Auch Russland trotzt der Krise, wobei nach Angaben der Alfa-Bank das flächenmäßig riesige Land von der Tatsache profitiert, dass vergleichsweise wenig Menschen in Großstädten und Ballungszentren leben. Ein Vorteil des Landes ist nach Angaben von Beobachtern zudem sein geringer Anteil an kleinen und mittelständischen Unternehmen, die strukturell weltweit am meisten von Einschränkungen betroffen sind. Die Regierung gibt der Industrie Unterstützung, so werden Autofabriken Corona-Hilfen des Staates erhalten, um in diesem wichtigen Wirtschaftszweig für Stabilität zu sorgen.
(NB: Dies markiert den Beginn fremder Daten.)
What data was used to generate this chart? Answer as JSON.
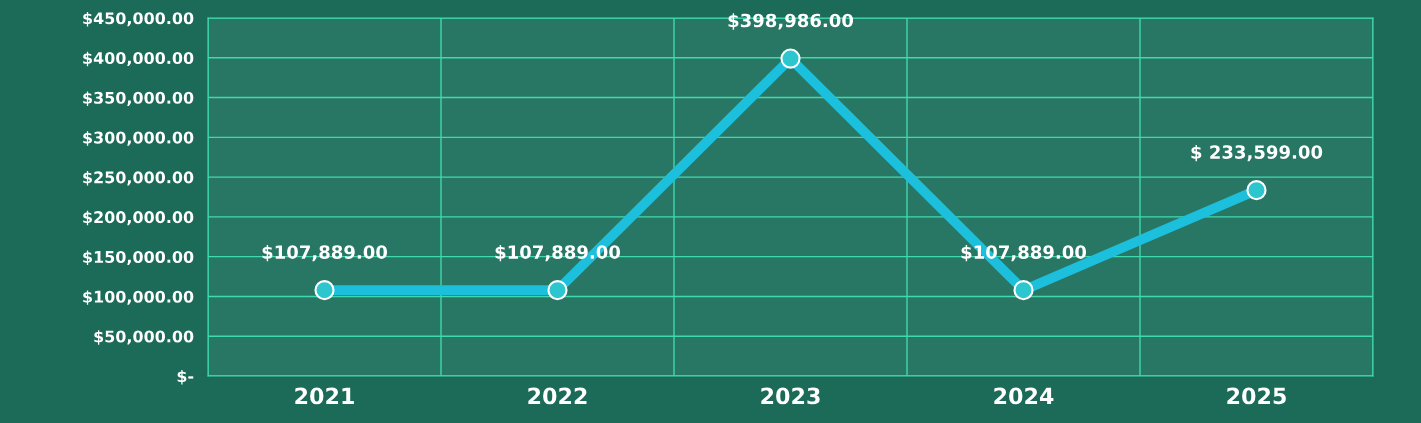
{
  "chart_data": {
    "type": "line",
    "categories": [
      "2021",
      "2022",
      "2023",
      "2024",
      "2025"
    ],
    "series": [
      {
        "color": "#1cbfdc",
        "values": [
          107889,
          107889,
          398986,
          107889,
          233599
        ],
        "value_labels": [
          "$107,889.00",
          "$107,889.00",
          "$398,986.00",
          "$107,889.00",
          "$ 233,599.00"
        ]
      }
    ],
    "ylim": [
      0,
      450000
    ],
    "yticks": [
      {
        "value": 0,
        "label": "$-"
      },
      {
        "value": 50000,
        "label": "$50,000.00"
      },
      {
        "value": 100000,
        "label": "$100,000.00"
      },
      {
        "value": 150000,
        "label": "$150,000.00"
      },
      {
        "value": 200000,
        "label": "$200,000.00"
      },
      {
        "value": 250000,
        "label": "$250,000.00"
      },
      {
        "value": 300000,
        "label": "$300,000.00"
      },
      {
        "value": 350000,
        "label": "$350,000.00"
      },
      {
        "value": 400000,
        "label": "$400,000.00"
      },
      {
        "value": 450000,
        "label": "$450,000.00"
      }
    ],
    "grid": true,
    "marker": "circle",
    "line_style": "solid"
  }
}
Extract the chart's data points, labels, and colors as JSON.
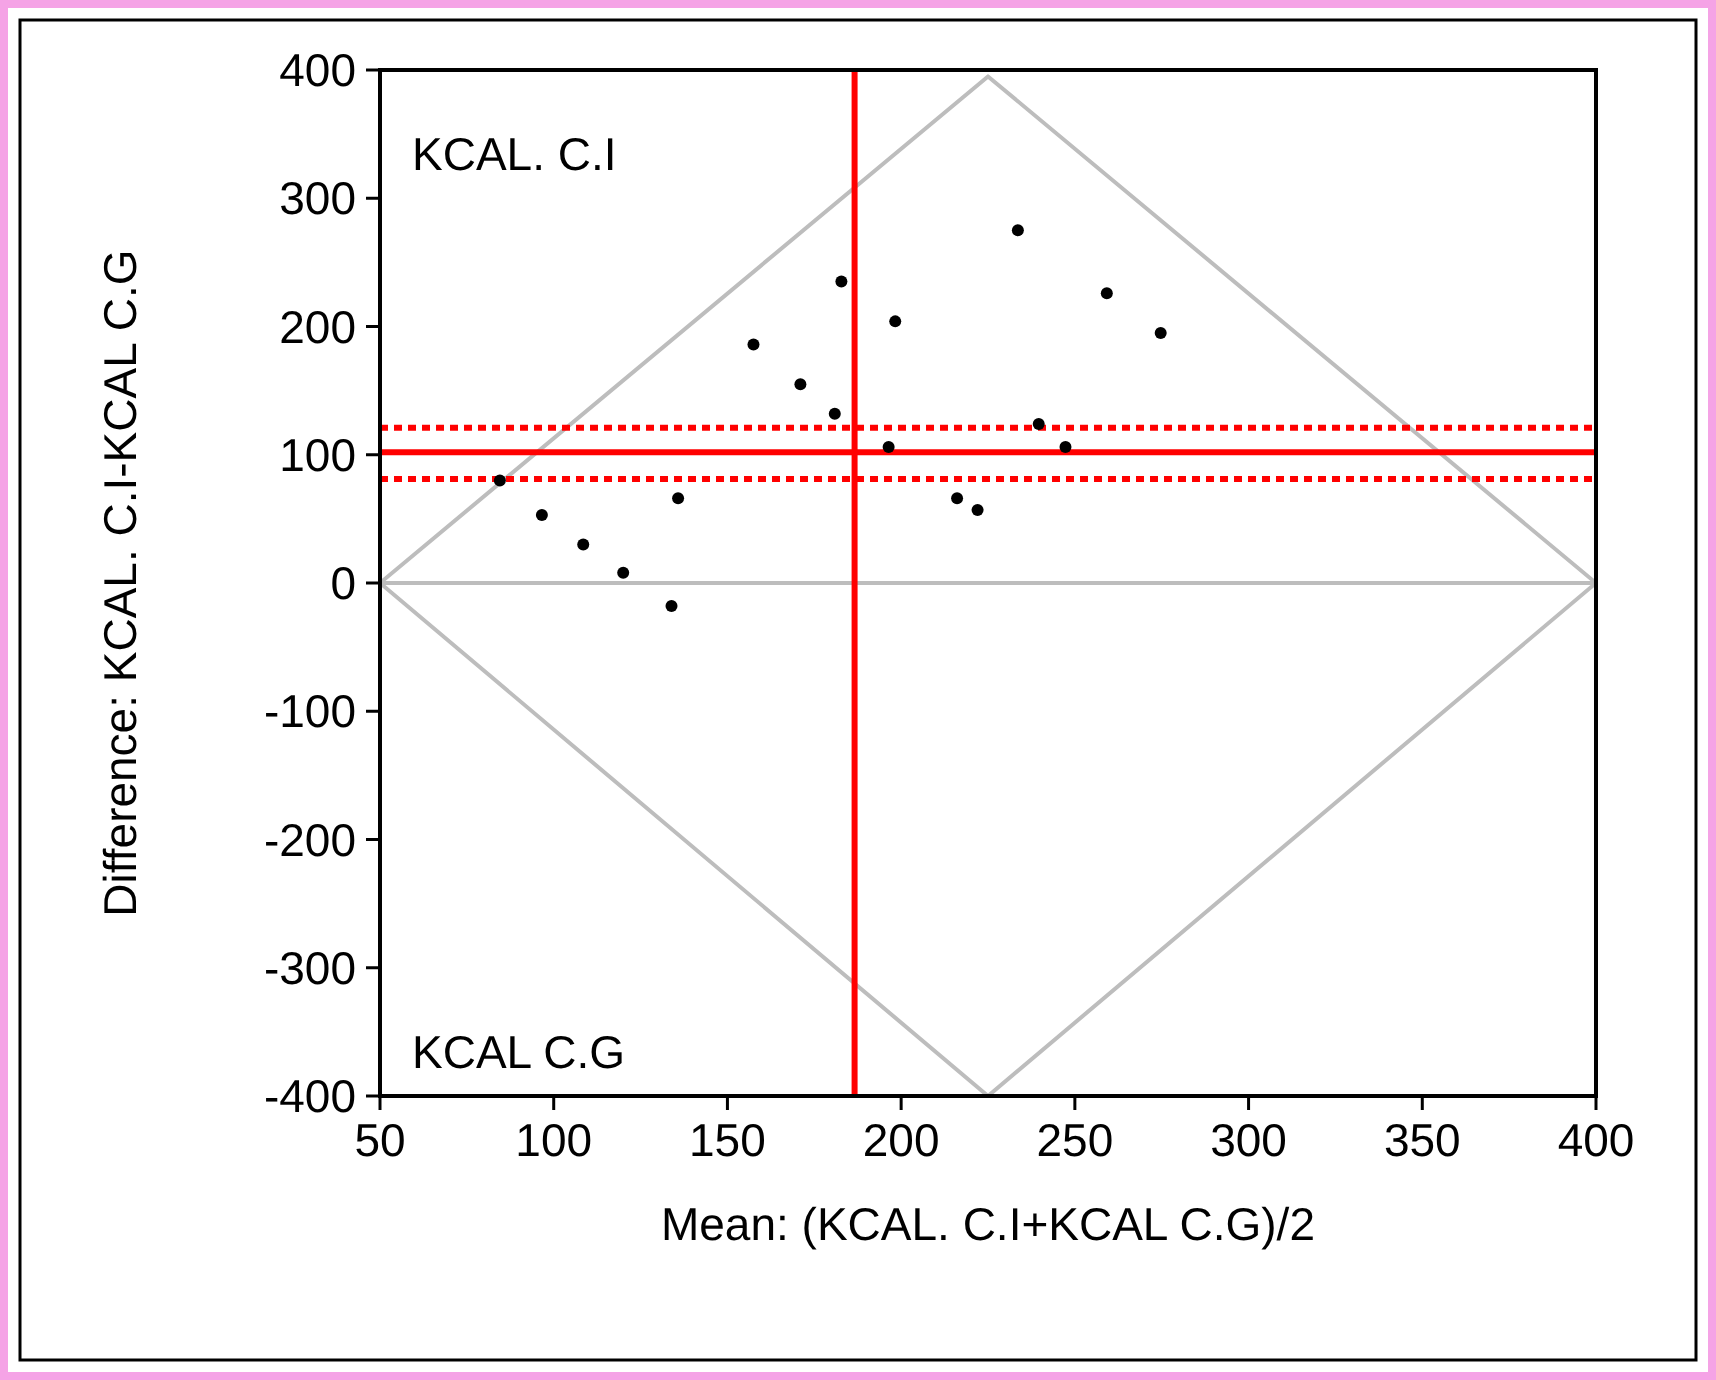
{
  "chart_data": {
    "type": "scatter",
    "xlabel": "Mean: (KCAL. C.I+KCAL C.G)/2",
    "ylabel": "Difference: KCAL. C.I-KCAL C.G",
    "xlim": [
      50,
      400
    ],
    "xticks": [
      50,
      100,
      150,
      200,
      250,
      300,
      350,
      400
    ],
    "ylim": [
      -400,
      400
    ],
    "yticks": [
      -400,
      -300,
      -200,
      -100,
      0,
      100,
      200,
      300,
      400
    ],
    "series": [
      {
        "type": "line",
        "color": "#bdbdbd",
        "marker": "none",
        "x": [
          50,
          225,
          400
        ],
        "values": [
          0,
          395,
          0
        ]
      },
      {
        "type": "line",
        "color": "#bdbdbd",
        "marker": "none",
        "x": [
          50,
          225,
          400
        ],
        "values": [
          0,
          -400,
          0
        ]
      },
      {
        "type": "line",
        "color": "#bdbdbd",
        "marker": "none",
        "x": [
          50,
          400
        ],
        "values": [
          0,
          0
        ]
      },
      {
        "color": "#000000",
        "marker": "circle",
        "x": [
          84.5,
          96.6,
          108.5,
          120,
          133.9,
          135.8,
          157.5,
          171,
          180.9,
          182.8,
          196.4,
          198.3,
          216.1,
          222,
          233.6,
          239.6,
          247.3,
          259.2,
          274.7
        ],
        "values": [
          80,
          53,
          30,
          8,
          -18,
          66,
          186,
          155,
          132,
          235,
          106,
          204,
          66,
          57,
          275,
          124,
          106,
          226,
          195
        ]
      }
    ],
    "ref_lines": [
      {
        "axis": "y",
        "value": 102,
        "color": "#ff0000",
        "line_style": "solid"
      },
      {
        "axis": "y",
        "value": 121,
        "color": "#ff0000",
        "line_style": "dotted"
      },
      {
        "axis": "y",
        "value": 81,
        "color": "#ff0000",
        "line_style": "dotted"
      },
      {
        "axis": "x",
        "value": 186.6,
        "color": "#ff0000",
        "line_style": "solid"
      }
    ],
    "annotations": [
      "KCAL. C.I",
      "KCAL C.G"
    ]
  }
}
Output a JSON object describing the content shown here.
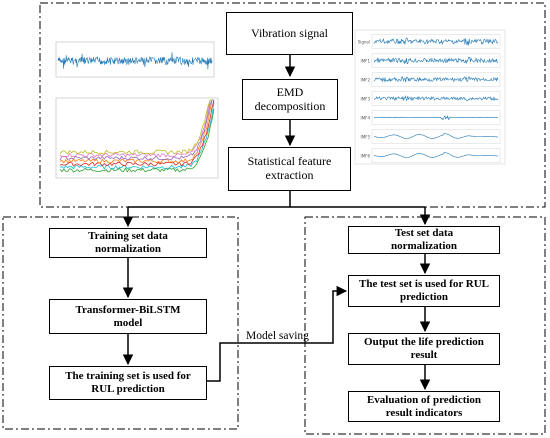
{
  "top": {
    "vibration_signal": "Vibration signal",
    "emd_decomposition": "EMD decomposition",
    "statistical_feature_extraction": "Statistical feature extraction"
  },
  "left": {
    "training_normalization": "Training set data normalization",
    "model": "Transformer-BiLSTM model",
    "training_rul": "The training set is used for RUL prediction"
  },
  "right": {
    "test_normalization": "Test set data normalization",
    "test_rul": "The test set is used for RUL prediction",
    "output_life": "Output the life prediction result",
    "evaluation": "Evaluation of prediction result indicators"
  },
  "connector": {
    "model_saving": "Model saving"
  },
  "imf_chart": {
    "row_labels": [
      "Signal",
      "IMF1",
      "IMF2",
      "IMF3",
      "IMF4",
      "IMF5",
      "IMF6"
    ]
  },
  "colors": {
    "signal_blue": "#1f77b4",
    "feature_series": [
      "#2ca02c",
      "#17becf",
      "#d62728",
      "#ff7f0e",
      "#9467bd",
      "#e377c2",
      "#bcbd22"
    ]
  }
}
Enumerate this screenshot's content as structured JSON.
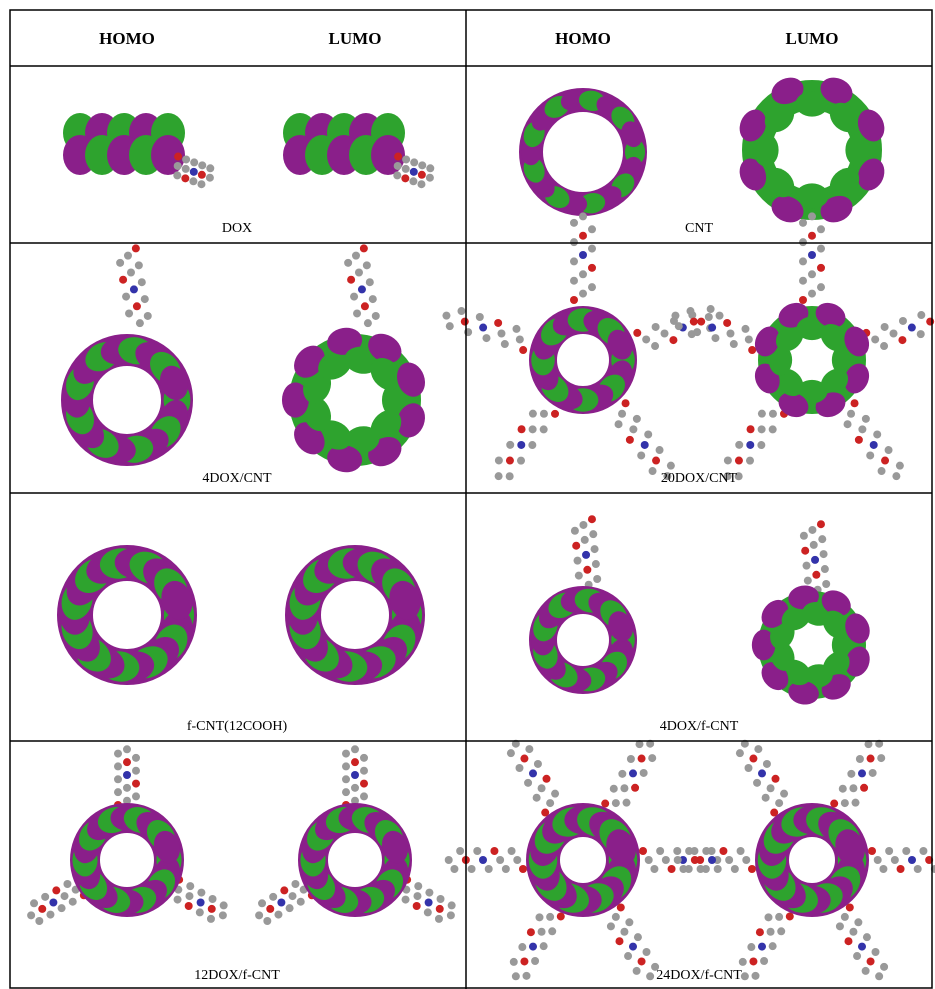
{
  "header": {
    "columns": [
      "HOMO",
      "LUMO",
      "HOMO",
      "LUMO"
    ]
  },
  "table": {
    "rows": [
      [
        "DOX",
        "CNT"
      ],
      [
        "4DOX/CNT",
        "20DOX/CNT"
      ],
      [
        "f-CNT(12COOH)",
        "4DOX/f-CNT"
      ],
      [
        "12DOX/f-CNT",
        "24DOX/f-CNT"
      ]
    ]
  }
}
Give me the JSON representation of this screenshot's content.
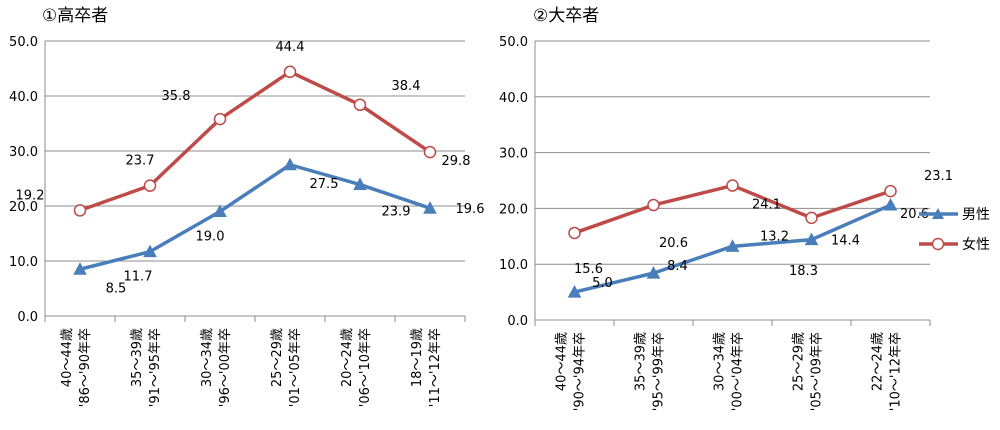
{
  "legend": [
    {
      "name": "男性",
      "color": "#4a7ebb",
      "marker": "triangle"
    },
    {
      "name": "女性",
      "color": "#be4b48",
      "marker": "circle"
    }
  ],
  "chart_data": [
    {
      "type": "line",
      "title": "①高卒者",
      "categories": [
        [
          "40～44歳",
          "'86～'90年卒"
        ],
        [
          "35～39歳",
          "'91～'95年卒"
        ],
        [
          "30～34歳",
          "'96～'00年卒"
        ],
        [
          "25～29歳",
          "'01～'05年卒"
        ],
        [
          "20～24歳",
          "'06～'10年卒"
        ],
        [
          "18～19歳",
          "'11～'12年卒"
        ]
      ],
      "series": [
        {
          "name": "男性",
          "values": [
            8.5,
            11.7,
            19.0,
            27.5,
            23.9,
            19.6
          ]
        },
        {
          "name": "女性",
          "values": [
            19.2,
            23.7,
            35.8,
            44.4,
            38.4,
            29.8
          ]
        }
      ],
      "ylim": [
        0,
        50
      ],
      "yticks": [
        "0.0",
        "10.0",
        "20.0",
        "30.0",
        "40.0",
        "50.0"
      ],
      "grid": true
    },
    {
      "type": "line",
      "title": "②大卒者",
      "categories": [
        [
          "40～44歳",
          "'90～'94年卒"
        ],
        [
          "35～39歳",
          "'95～'99年卒"
        ],
        [
          "30～34歳",
          "'00～'04年卒"
        ],
        [
          "25～29歳",
          "'05～'09年卒"
        ],
        [
          "22～24歳",
          "'10～'12年卒"
        ]
      ],
      "series": [
        {
          "name": "男性",
          "values": [
            5.0,
            8.4,
            13.2,
            14.4,
            20.6
          ]
        },
        {
          "name": "女性",
          "values": [
            15.6,
            20.6,
            24.1,
            18.3,
            23.1
          ]
        }
      ],
      "ylim": [
        0,
        50
      ],
      "yticks": [
        "0.0",
        "10.0",
        "20.0",
        "30.0",
        "40.0",
        "50.0"
      ],
      "grid": true
    }
  ]
}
Ein Rückgang der russischen Wirtschaftsleistung wird aber in diesem Jahr wie an vielen anderen Orten weltweit kaum zu vermeiden sein; die US-Ratingagentur Fitch geht momentan von einem Rückgang in Höhe von 3,3 % aus.

Zu einem frühen Zeitpunkt wurden Einschränkungen in Vietnam umgesetzt, was nach Regierungsangaben zur relativ erfolgreichen Eindämmung der Pandemie, aber natürlich auch zu wirtschaftlichen Einbrüchen führte. Vor allem die Branchen Tourismus, Handel, Gastronomie und Kultur/Unterhaltung waren sehr betroffen. Nach derzeitigen Prognosen wird die vietnamesische Wirtschaft jedoch auch 2020 weiter wachsen – allerdings nur noch mit halb so hohen Raten: Für die Gesamtwirtschaft rechnet man nun mit einem Wachstum in Höhe von 3,5 % (statt wie geplant 7%), für den Dienstleistungssektor im speziellen sind es 4 % (was der Hälfte des Vorjahreswachstums entspräche). Hoffnungen richten sich auf eine wirtschaftliche Erholung bei den wichtigen Handelspartnern USA, EU; Japan und Singapur ab Mai 2020.